At last we seated ourselves side by side on a couch by the table, and the meal was served.

“I was unable to bear your marriage to another,” she explained, “especially as you did not seem to be trying to do anything about it.”

“But how can a mathlab struggle in the jaws of a woofus?” I interjected, quoting one of Poblath’s proverbs.

Lilla smiled indulgently, and continued her story. “There was no one here whom I could trust, so I finally called upon Doggo. He met me on the outskirts of the city, and carried me to Ktuth in his kerkool; then returned to Kuana, to try and devise with you some means of escaping from Bthuh. But his kerkool broke down en route, and he had to continue on foot; and, by the time that he reached the city, you had disappeared. When you failed to show up for the wedding, Bthuh acted like one drunk with saffra-root, and has continued so ever since. Doggo sent word to me at Ktuth, and I returned.”

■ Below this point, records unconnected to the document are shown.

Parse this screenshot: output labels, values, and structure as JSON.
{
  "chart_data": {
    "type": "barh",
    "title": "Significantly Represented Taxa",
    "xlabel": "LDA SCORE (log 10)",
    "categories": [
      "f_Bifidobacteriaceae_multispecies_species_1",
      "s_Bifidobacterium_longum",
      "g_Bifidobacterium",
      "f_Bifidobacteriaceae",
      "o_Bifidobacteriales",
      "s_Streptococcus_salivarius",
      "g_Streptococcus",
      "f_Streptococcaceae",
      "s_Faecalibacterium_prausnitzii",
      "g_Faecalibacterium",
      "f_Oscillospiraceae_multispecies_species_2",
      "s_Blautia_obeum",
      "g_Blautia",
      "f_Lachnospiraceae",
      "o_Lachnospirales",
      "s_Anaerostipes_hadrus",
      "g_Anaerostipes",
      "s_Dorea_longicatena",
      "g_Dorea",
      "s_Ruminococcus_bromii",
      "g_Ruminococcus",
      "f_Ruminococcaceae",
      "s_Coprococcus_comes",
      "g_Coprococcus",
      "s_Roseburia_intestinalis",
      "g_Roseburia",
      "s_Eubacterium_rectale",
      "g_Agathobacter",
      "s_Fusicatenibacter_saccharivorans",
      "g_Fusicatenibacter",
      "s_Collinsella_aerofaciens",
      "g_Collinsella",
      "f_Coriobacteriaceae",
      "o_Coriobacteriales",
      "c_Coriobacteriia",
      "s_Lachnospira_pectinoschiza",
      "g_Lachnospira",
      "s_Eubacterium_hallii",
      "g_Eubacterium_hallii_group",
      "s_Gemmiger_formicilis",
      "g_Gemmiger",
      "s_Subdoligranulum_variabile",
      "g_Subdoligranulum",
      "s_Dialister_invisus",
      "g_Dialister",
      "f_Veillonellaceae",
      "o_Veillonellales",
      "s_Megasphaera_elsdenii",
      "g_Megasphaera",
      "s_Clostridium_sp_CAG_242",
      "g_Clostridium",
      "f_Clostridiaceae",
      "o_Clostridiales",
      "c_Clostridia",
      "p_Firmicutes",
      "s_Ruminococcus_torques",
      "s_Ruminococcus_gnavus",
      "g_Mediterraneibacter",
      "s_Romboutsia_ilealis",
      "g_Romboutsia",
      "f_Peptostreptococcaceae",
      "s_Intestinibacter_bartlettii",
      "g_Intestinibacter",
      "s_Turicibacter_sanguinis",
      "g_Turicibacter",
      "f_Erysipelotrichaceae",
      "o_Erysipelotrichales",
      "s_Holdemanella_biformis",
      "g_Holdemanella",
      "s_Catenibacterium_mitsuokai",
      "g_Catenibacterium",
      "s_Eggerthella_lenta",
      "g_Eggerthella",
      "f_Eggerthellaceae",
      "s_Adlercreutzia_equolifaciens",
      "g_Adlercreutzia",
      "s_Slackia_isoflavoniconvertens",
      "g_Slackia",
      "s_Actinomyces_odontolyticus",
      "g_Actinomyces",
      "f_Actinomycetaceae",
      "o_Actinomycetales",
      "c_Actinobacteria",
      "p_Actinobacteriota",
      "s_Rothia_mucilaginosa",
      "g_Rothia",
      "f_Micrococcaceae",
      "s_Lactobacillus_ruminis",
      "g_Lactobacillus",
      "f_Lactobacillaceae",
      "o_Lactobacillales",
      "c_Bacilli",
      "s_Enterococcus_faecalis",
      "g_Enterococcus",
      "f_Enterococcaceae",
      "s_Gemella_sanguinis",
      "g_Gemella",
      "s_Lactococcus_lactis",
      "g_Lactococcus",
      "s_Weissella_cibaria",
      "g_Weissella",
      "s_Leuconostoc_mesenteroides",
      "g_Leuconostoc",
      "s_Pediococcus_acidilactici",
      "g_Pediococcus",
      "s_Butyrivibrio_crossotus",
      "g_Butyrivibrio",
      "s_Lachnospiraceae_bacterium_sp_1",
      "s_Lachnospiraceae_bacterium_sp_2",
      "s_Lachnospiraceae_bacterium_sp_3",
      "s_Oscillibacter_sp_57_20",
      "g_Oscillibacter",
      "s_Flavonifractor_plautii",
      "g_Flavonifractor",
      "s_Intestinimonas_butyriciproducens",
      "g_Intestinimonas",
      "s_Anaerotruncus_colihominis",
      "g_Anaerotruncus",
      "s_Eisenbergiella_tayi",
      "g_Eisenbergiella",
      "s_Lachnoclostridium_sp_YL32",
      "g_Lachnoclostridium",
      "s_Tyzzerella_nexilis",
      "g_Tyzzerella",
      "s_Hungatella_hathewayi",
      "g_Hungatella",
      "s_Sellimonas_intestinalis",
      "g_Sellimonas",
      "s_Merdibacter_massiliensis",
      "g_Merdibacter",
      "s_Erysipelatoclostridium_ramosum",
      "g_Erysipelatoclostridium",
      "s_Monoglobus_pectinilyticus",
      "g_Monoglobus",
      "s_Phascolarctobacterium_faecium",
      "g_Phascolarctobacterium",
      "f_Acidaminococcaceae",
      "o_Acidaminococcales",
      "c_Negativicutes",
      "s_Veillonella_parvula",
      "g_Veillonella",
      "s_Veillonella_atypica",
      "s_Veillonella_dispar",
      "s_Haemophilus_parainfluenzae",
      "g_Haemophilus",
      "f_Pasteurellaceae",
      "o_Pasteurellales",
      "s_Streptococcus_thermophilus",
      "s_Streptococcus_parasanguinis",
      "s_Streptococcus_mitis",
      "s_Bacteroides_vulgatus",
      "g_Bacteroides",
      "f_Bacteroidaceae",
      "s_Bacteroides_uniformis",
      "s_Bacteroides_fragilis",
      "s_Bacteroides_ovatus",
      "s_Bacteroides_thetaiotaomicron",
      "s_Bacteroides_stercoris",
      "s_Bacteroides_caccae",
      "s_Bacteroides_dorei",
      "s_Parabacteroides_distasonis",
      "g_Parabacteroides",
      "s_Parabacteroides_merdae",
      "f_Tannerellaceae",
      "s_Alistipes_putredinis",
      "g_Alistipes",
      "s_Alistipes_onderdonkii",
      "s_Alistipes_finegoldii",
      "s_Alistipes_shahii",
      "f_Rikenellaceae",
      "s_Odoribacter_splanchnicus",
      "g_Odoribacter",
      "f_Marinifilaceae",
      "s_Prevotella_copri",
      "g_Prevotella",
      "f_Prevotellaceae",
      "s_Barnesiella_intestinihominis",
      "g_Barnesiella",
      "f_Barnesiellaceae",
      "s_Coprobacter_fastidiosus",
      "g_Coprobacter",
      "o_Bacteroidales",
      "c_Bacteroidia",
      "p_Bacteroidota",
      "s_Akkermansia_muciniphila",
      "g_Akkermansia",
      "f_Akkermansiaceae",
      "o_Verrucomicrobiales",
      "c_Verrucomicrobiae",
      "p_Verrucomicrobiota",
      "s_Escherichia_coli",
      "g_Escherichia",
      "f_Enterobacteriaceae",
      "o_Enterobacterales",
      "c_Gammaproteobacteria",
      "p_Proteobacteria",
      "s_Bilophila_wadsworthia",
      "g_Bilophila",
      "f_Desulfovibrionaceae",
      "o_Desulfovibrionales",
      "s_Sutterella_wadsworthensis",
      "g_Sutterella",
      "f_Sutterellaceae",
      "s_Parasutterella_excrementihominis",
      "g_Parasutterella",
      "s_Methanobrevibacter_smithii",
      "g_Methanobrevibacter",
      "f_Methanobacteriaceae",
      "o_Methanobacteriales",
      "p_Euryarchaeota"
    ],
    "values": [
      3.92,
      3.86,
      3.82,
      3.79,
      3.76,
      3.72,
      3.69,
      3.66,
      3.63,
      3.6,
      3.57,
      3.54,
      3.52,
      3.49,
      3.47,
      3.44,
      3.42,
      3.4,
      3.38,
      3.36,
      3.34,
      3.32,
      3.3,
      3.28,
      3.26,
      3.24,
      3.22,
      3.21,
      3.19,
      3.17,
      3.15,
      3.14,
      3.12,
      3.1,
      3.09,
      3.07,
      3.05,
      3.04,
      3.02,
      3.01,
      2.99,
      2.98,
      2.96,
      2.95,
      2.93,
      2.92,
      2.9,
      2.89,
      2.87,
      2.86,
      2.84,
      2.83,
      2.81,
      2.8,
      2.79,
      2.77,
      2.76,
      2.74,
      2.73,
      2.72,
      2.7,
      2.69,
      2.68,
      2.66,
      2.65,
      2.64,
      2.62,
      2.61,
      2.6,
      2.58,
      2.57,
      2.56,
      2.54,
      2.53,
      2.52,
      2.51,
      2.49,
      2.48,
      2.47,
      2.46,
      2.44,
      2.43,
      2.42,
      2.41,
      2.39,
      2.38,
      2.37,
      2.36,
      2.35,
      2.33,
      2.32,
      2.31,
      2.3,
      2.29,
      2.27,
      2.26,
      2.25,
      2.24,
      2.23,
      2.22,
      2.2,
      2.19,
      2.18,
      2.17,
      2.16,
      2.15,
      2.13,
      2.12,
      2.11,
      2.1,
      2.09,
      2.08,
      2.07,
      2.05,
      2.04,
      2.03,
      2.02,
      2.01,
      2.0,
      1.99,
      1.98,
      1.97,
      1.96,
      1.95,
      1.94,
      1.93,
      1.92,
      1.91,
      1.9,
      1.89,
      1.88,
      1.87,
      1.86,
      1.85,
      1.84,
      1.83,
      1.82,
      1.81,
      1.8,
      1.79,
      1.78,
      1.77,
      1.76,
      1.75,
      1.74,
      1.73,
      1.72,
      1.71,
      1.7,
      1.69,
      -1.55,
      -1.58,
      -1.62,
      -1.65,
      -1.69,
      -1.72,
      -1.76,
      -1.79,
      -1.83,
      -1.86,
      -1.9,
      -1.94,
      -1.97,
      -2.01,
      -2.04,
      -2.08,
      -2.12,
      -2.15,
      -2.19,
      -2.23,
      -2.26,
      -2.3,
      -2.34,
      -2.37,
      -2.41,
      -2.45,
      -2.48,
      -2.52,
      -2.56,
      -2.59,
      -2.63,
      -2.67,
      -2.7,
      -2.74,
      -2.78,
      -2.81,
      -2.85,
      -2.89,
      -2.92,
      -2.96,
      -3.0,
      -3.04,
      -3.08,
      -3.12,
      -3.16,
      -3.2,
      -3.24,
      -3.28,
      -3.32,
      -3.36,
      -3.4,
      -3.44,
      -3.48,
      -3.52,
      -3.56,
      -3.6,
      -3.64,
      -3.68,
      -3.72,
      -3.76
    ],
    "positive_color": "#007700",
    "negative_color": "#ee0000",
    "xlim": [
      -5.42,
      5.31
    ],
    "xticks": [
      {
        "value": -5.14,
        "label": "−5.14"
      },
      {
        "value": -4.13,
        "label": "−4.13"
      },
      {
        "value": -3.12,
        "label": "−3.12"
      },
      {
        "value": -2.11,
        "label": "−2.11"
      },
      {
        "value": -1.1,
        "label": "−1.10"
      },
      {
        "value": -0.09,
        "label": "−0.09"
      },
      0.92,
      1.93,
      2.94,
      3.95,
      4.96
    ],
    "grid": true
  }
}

Then I told her my adventures, she sympathizing tenderly with my misfortunes, and thrilling at my conquest of the woofus.

“Now that Poblath is our friend again, we have little to fear from Bthuh,” she said. “Bthuh is a mad little wanton, and will cool off if let alone. But Poblath, for all his philosophy, is a commoner, and so was to have been expected to misunderstand the situation.”

I wanted to say that Lilla herself had entertained exactly the same misunderstanding as Poblath, but instead I merely remarked, “I too am a commoner, Lilla dearest.”

“You are not!” she indignantly replied, “you are a barsarkar, and have the heart of a king. Could the Princess Lilla love a commoner?”